Avendo potuto notare in Norvegia la passione della gente nei confronti della resistenza, mi sono sempre stupito in passato di come nessun gruppo black avesse mai avuto il coraggio di cantare di quel periodo intriso di sangue, sicuramente adatto a una musica oscura e violenta come questa. Finalmente i Vreid - diventati ormai miei pupilli - hanno colto l'occasione per rispolverare quei ricordi nel loro nuovo lavoro "I Krig", ispirato alle poesie di Gunnar Reiss-Andersen. Sicuramente una ventata di freschezza rispetto alle classiche tematiche del genere, e non a caso giunta a noi dagli eredi del progetto Windir che ritengo uno dei gruppi più intelligenti attualmente in circolazione. Dietro alla facciata black'n'roll, scanzonata e irriverente, si cela un'anima introspettiva più curata che finalmente con questo album ha la possibilità di uscire maggiormente allo scoperto rispetto al precedente "Pitch Black Brigade".
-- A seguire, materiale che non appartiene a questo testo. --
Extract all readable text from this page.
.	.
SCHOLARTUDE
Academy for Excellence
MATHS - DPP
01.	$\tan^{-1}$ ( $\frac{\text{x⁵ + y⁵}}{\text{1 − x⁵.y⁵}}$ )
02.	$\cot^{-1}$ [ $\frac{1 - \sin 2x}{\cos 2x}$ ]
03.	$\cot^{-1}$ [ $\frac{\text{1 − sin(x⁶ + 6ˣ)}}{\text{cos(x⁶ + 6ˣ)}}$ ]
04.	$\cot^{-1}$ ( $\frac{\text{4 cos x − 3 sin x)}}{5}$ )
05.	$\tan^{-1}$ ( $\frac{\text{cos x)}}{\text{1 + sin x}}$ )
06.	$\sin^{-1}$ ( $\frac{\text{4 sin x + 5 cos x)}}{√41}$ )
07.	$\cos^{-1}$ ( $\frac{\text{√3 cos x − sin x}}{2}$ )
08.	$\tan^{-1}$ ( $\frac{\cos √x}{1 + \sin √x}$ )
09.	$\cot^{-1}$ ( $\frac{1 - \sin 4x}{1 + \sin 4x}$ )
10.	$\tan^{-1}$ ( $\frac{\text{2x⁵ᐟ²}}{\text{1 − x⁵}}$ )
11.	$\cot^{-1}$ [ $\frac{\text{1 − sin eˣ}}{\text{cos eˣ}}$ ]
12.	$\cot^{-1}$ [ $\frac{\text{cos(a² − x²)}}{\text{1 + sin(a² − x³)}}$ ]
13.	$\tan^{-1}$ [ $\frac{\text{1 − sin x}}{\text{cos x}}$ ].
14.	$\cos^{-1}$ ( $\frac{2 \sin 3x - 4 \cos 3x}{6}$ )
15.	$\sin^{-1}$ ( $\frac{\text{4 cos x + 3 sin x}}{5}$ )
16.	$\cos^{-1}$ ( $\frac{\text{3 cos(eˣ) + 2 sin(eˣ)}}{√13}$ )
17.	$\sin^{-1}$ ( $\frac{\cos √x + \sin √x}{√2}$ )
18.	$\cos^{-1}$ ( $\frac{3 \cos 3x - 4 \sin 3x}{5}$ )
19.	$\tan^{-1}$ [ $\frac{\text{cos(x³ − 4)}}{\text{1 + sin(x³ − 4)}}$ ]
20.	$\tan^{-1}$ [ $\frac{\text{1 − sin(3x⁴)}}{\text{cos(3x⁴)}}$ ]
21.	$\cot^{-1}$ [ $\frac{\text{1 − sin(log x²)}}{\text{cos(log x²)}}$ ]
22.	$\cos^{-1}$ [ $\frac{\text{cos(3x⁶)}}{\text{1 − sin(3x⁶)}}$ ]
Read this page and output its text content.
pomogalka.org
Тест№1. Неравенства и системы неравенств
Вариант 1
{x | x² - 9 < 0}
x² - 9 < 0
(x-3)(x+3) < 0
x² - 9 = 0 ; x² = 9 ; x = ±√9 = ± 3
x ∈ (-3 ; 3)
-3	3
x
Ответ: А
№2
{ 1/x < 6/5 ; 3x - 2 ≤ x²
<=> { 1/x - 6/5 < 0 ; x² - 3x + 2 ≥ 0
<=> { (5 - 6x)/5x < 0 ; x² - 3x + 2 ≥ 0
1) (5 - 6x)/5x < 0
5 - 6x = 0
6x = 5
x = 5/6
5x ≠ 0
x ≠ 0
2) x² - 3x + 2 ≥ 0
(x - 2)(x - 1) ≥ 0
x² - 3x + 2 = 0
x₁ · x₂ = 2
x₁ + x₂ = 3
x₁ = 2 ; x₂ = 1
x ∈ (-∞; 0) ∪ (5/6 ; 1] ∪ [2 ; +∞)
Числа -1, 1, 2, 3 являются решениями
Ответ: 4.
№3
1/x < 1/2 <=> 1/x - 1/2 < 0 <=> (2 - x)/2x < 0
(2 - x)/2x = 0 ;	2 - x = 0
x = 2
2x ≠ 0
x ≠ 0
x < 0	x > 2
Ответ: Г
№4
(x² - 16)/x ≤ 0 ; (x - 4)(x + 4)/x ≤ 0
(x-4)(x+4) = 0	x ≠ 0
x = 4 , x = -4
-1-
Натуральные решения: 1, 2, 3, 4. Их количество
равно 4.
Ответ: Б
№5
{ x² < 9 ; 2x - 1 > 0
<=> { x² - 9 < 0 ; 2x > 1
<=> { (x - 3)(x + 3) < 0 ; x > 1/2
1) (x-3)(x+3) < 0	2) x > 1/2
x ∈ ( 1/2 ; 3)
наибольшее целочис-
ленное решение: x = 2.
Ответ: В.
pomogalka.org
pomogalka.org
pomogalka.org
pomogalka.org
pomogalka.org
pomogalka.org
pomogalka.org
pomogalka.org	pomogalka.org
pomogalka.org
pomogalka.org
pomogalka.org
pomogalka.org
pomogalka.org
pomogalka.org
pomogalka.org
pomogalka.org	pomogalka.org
Notevoli sono le influenze folk, sia che si tratti dell'incorporamento di strumenti acustici come il violino, sia di riff epici e sognanti che non possono non far tornare alla mente le opere del compianto Valfar. Ne è l'esempio la seconda "Under Isen" che farà scendere una lacrimuccia a tutti i nostalgici come me. Ma "I Vreid" è anche un lavoro complesso e pieno di sfaccettature: basti sentire la title track, che vive al suo interno numerosi stravolgimenti negli oltre otto minuti di durata. Il songwriting è maturato fino al punto da diventare praticamente perfetto nel suo svolgimento, naturale e senza stacchi forzati. In più il gruppo norvegese dispone di uno dei migliori sound del genere (insieme ai connazionali Khold): freddo, preciso, marziale, potente... ha tutte le caratteristiche per colpire sia nelle parti più aggressive che nei mid-tempos tipici del black'n'roll.
Inutile concludere dicendo che "I Krig" mi è piaciuto moltissimo, per la capacità della band di non perdersi in un movimento diventato in poco tempo autoreferenziale e ripetitivo.